On Saturday morning we discovered our favorite spot in Pai: Om Garden Café. The place was overflowing with greenery, an obvious win. The extensive menu (which we sampled both mornings of our trip) included a breakfast burger with bacon, egg and grilled mushroom, fried eggs over pita bread and hummus as well as more traditional Thai breakfast items like porridge and fruit. The smoothies were incredibly sweet and smooth. Megan had a slice of lime cake a couple times as well.

While living in China, Megan has had the fortune of learning to ride a motorbike. I, on the other hand, have not yet built up the courage to learn. She rented one for the two of us to ride, and it was probably one of the best decisions we made all weekend. We zoomed over to the Chinese village about 5 kilometers away from the city center, heading to the top of the "mountain" for spectacular views, not-yet-ripe bananas and all the green tea we could drink.

Heading down from the summit, we breezed through the little village, Megan getting to surprise some of the ladies there with her Chinese, and me getting by on the Thai they spoke. The sweetest women ran these tea shops, not pushing us to buy, but hoping for a chat to spend the time they normally just used sitting in the heat and watching tourists walk by without a word.

Before the day ended we hiked up and around the entrance of Pai Canyon, a quick bike ride to the other side of the city. No deep deep abysses here, but plenty of formations jetting out over the forested area, views of beautiful blue and green mountains for miles. Slipping here is easy, and we saw too many bandaged foreigners to want to spend more time climbing and balancing. The views were worth the drive, and the heat of the sun was worth the wind on the ride back.

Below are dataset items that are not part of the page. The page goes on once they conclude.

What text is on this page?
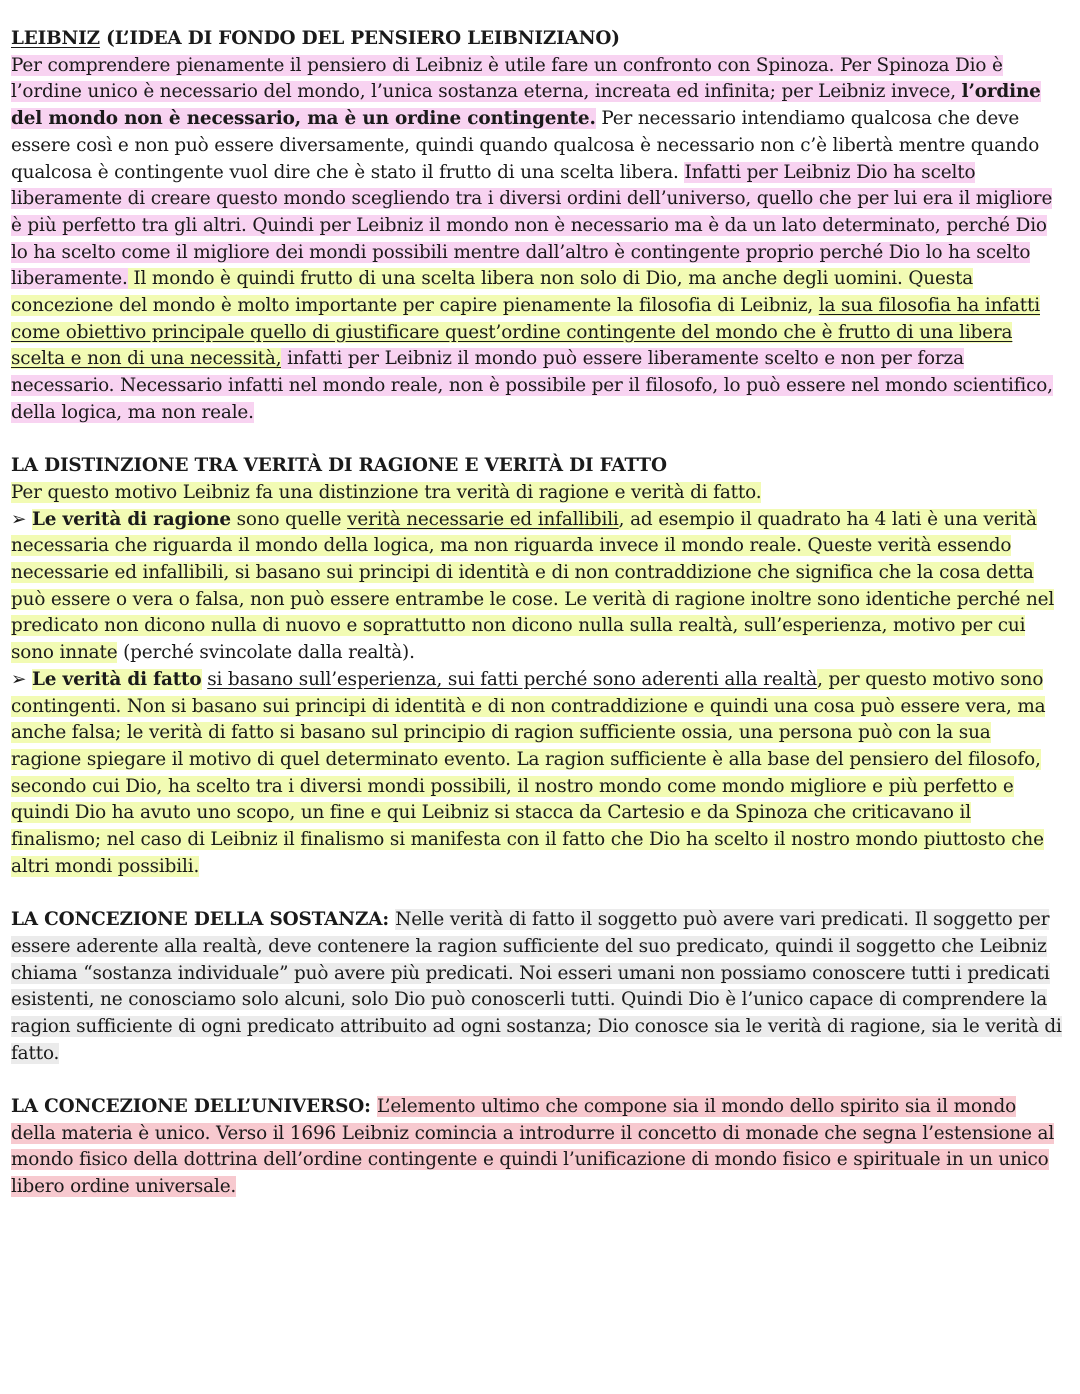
LEIBNIZ (L’IDEA DI FONDO DEL PENSIERO LEIBNIZIANO)
Per comprendere pienamente il pensiero di Leibniz è utile fare un confronto con Spinoza. Per Spinoza Dio è l’ordine unico è necessario del mondo, l’unica sostanza eterna, increata ed infinita; per Leibniz invece, l’ordine del mondo non è necessario, ma è un ordine contingente. Per necessario intendiamo qualcosa che deve essere così e non può essere diversamente, quindi quando qualcosa è necessario non c’è libertà mentre quando qualcosa è contingente vuol dire che è stato il frutto di una scelta libera. Infatti per Leibniz Dio ha scelto liberamente di creare questo mondo scegliendo tra i diversi ordini dell’universo, quello che per lui era il migliore è più perfetto tra gli altri. Quindi per Leibniz il mondo non è necessario ma è da un lato determinato, perché Dio lo ha scelto come il migliore dei mondi possibili mentre dall’altro è contingente proprio perché Dio lo ha scelto liberamente. Il mondo è quindi frutto di una scelta libera non solo di Dio, ma anche degli uomini. Questa concezione del mondo è molto importante per capire pienamente la filosofia di Leibniz, la sua filosofia ha infatti come obiettivo principale quello di giustificare quest’ordine contingente del mondo che è frutto di una libera scelta e non di una necessità, infatti per Leibniz il mondo può essere liberamente scelto e non per forza necessario. Necessario infatti nel mondo reale, non è possibile per il filosofo, lo può essere nel mondo scientifico, della logica, ma non reale.

LA DISTINZIONE TRA VERITÀ DI RAGIONE E VERITÀ DI FATTO
Per questo motivo Leibniz fa una distinzione tra verità di ragione e verità di fatto.
➢ Le verità di ragione sono quelle verità necessarie ed infallibili, ad esempio il quadrato ha 4 lati è una verità necessaria che riguarda il mondo della logica, ma non riguarda invece il mondo reale. Queste verità essendo necessarie ed infallibili, si basano sui principi di identità e di non contraddizione che significa che la cosa detta può essere o vera o falsa, non può essere entrambe le cose. Le verità di ragione inoltre sono identiche perché nel predicato non dicono nulla di nuovo e soprattutto non dicono nulla sulla realtà, sull’esperienza, motivo per cui sono innate (perché svincolate dalla realtà).
➢ Le verità di fatto si basano sull’esperienza, sui fatti perché sono aderenti alla realtà, per questo motivo sono contingenti. Non si basano sui principi di identità e di non contraddizione e quindi una cosa può essere vera, ma anche falsa; le verità di fatto si basano sul principio di ragion sufficiente ossia, una persona può con la sua ragione spiegare il motivo di quel determinato evento. La ragion sufficiente è alla base del pensiero del filosofo, secondo cui Dio, ha scelto tra i diversi mondi possibili, il nostro mondo come mondo migliore e più perfetto e quindi Dio ha avuto uno scopo, un fine e qui Leibniz si stacca da Cartesio e da Spinoza che criticavano il finalismo; nel caso di Leibniz il finalismo si manifesta con il fatto che Dio ha scelto il nostro mondo piuttosto che altri mondi possibili.

LA CONCEZIONE DELLA SOSTANZA: Nelle verità di fatto il soggetto può avere vari predicati. Il soggetto per essere aderente alla realtà, deve contenere la ragion sufficiente del suo predicato, quindi il soggetto che Leibniz chiama “sostanza individuale” può avere più predicati. Noi esseri umani non possiamo conoscere tutti i predicati esistenti, ne conosciamo solo alcuni, solo Dio può conoscerli tutti. Quindi Dio è l’unico capace di comprendere la ragion sufficiente di ogni predicato attribuito ad ogni sostanza; Dio conosce sia le verità di ragione, sia le verità di fatto.

LA CONCEZIONE DELL’UNIVERSO: L’elemento ultimo che compone sia il mondo dello spirito sia il mondo della materia è unico. Verso il 1696 Leibniz comincia a introdurre il concetto di monade che segna l’estensione al mondo fisico della dottrina dell’ordine contingente e quindi l’unificazione di mondo fisico e spirituale in un unico libero ordine universale.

That night we browsed the market again, but on motorbike this time, circling the town to take in the glorious cool of the night–something Chiang Mai hasn't received yet this year. We ate a little (sorta unimpressive) dinner at Duang Restaurant near the center of the market before we discovered Nong Beer Restaurant's great Thai food. Closing the night with another long visit to Silhouette for virgin Mojitos and some quality book time.

The first time I visited Pai the premise was camping, and this trip was completely different. I'm definitely prone to repeat trips: visiting the same restaurants, the same lookout spots and the same hotels. This was a refreshing second look at Pai, with its hoards of backpackers, constant smells of beer and Thai food, and rustic Thai village-town combo life. Word to the wise: if the khao soi has spaghetti instead of egg noodles, just go somewhere else.

CHIANG MAI, THAILAND • WOO CAFÉ

About a year ago, my sister-in-law's brother Matt visited, and I sent him to a pin I'd received from a friend for this "café you HAVE to try." Later Matt texted me with a resounding: "Yes. This place." So Katie and I joined shortly, with some notebooks in tow to plan our upcoming vacation. Ever since, Woo has been our home base for late night coffee hangs, a happy place when the days are long and annoying, and somewhere we can count on to have the best things: good drinks, fresh green food, and friendly staff.

The shop is constantly filled with fresh flowers and plants, like a garden is spilling out of each nook and cranny. The sunlight outside spills into the space as well, and at night the candle-like glow of the chandeliers and lamps make for a peaceful place to chat or work.

Woo serves just about every coffee drink you'll normally find at cafés in town, the art is done spectacularly, and the iced drinks come in giant glass jars, not to mention the delicious cookies that come with each drink. If that doesn't win you over, I don't know if anything will.

Woo also boasts a great food menu. The caesar salad and chicken sandwich never disappoint, and the Thai food is just as good, flavorful and spicy as any other place you'll find in Chiang Mai.

In a separate part of the building, you'll find a "lifestyle" shop, a beautiful and expensive boutique filled with ceramics, jewelry, funky art, and rich fabrics. I can't afford most things in that store even on payday, but it's a blast to walk through and browse the ever-changing items.